Размышления прервал новый телефонный звонок — не нервный, а нормальный, даже чуть задумчивый, местный, московский. Александр Борисович вернулся к аппарату.
— Саня, ты еще дома? — услышал он голос Меркулова. Это — в ответ на его «алло!». — Ты что молчишь? — Зам генерального прокурора был чем-то явно озабочен. — Что с тобой?
— Как всегда, поражен твоей проницательностью, — хмыкнул Турецкий.
— Чего? Ах да! Ну конечно, вопрос отчасти дурацкий!
— Отчасти, — согласился Турецкий.
— Это хорошо, что ты еще дома. — Меркулов пропустил мимо ушей сарказм подчиненного. — Потому что прямо сейчас ты примешь приличный вид и, не заезжая на работу, отправишься на Лубянку, в известный тебе серый дом, где на твое имя выписан пропуск к генералу Жигалову. А потом заглянешь ко мне, понял?
— Ничего не понял, но сделаю, как велит начальство. Два вопроса. Что означает по-твоему приличный вид? А второй — вот: только что звонил откуда-то, с той стороны, старина Пит, собирается приехать. Не в курсе зачем?
— Так. По первому вопросу проконсультируйся с Ириной Генриховной, ее советы тебе — всегда на пользу. По второму. Визит связан, понял?
— Нет. Я тупой, Костя. Или это не для телефона?
— Это вообще ни для чего! — почти вспылил Константин Дмитриевич, обычно спокойный и рассудительный. Но, видно, достал уже его Александр Борисович. — Ты у меня хочешь узнать, какой информацией располагает твой собеседник? Понятия не имею! Ты сам умный и знаешь, о чем можно говорить, а по поводу чего следует засунуть язык в… словом, туда, где ты постоянно пребываешь по причине своей неавторизованной активности. Самодеятельности, короче.

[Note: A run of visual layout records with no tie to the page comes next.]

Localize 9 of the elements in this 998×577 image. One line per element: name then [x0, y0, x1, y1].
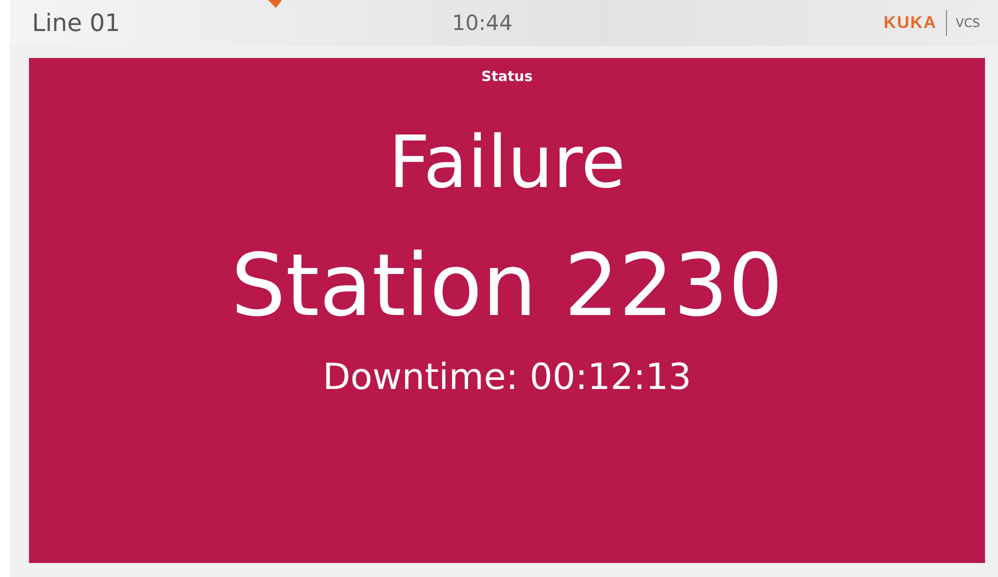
- status-title: Failure: [388, 119, 626, 206]
- brand-logo: KUKA: [884, 13, 937, 33]
- status-label: Status: [481, 69, 533, 85]
- downtime-text: Downtime: 00:12:13: [322, 356, 692, 398]
- clock-time: 10:44: [452, 11, 514, 35]
- product-name: VCS: [956, 16, 980, 30]
- line-name: Line 01: [32, 9, 122, 37]
- pointer-icon: [268, 0, 282, 8]
- station-name: Station 2230: [231, 235, 783, 338]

— Но вопросы связаны, ты говоришь?
— Вот именно. Думаю, нужна им консультация. Давай, потом доложишь. — И Костя дал отбой.
— Н-ну-с, кто следующий? — задал вполне риторический вопрос Александр Борисович, сбрасывая халат и выставляя на подзеркальник в ванной бритвенный станок «Жиллетт», баллончик с пеной для бритья — «Жиллетт» и наконец флакон туалетной воды — тоже «Жиллетт», словом, «лучше для мужчины нет!». Так, вероятно, решила Ирка, покоренная телевизионной рекламой.
А через двадцать минут, призывно пахнущий свежестью морских просторов, Турецкий усаживался за руль своей «семерки». Машина стояла на свежезаасфальтированной площадке, где с неделю назад взорвался шикарный БМВ Глеба Бирюка. Конечно, ставить свою машину на то место, которое можно было назвать в некотором роде могилой, наверное, было не очень здорово, но Александр Борисович прочно усвоил доставшуюся ему в наследство от старшего поколения фронтовую мудрость: снаряды дважды в одну воронку не падают.
Да, пошла уже вторая неделя, а дело об убийстве на Новой Басманной так и застыло на мертвой точке. И это злило Турецкого, который больше всего на свете ненавидел «висяки».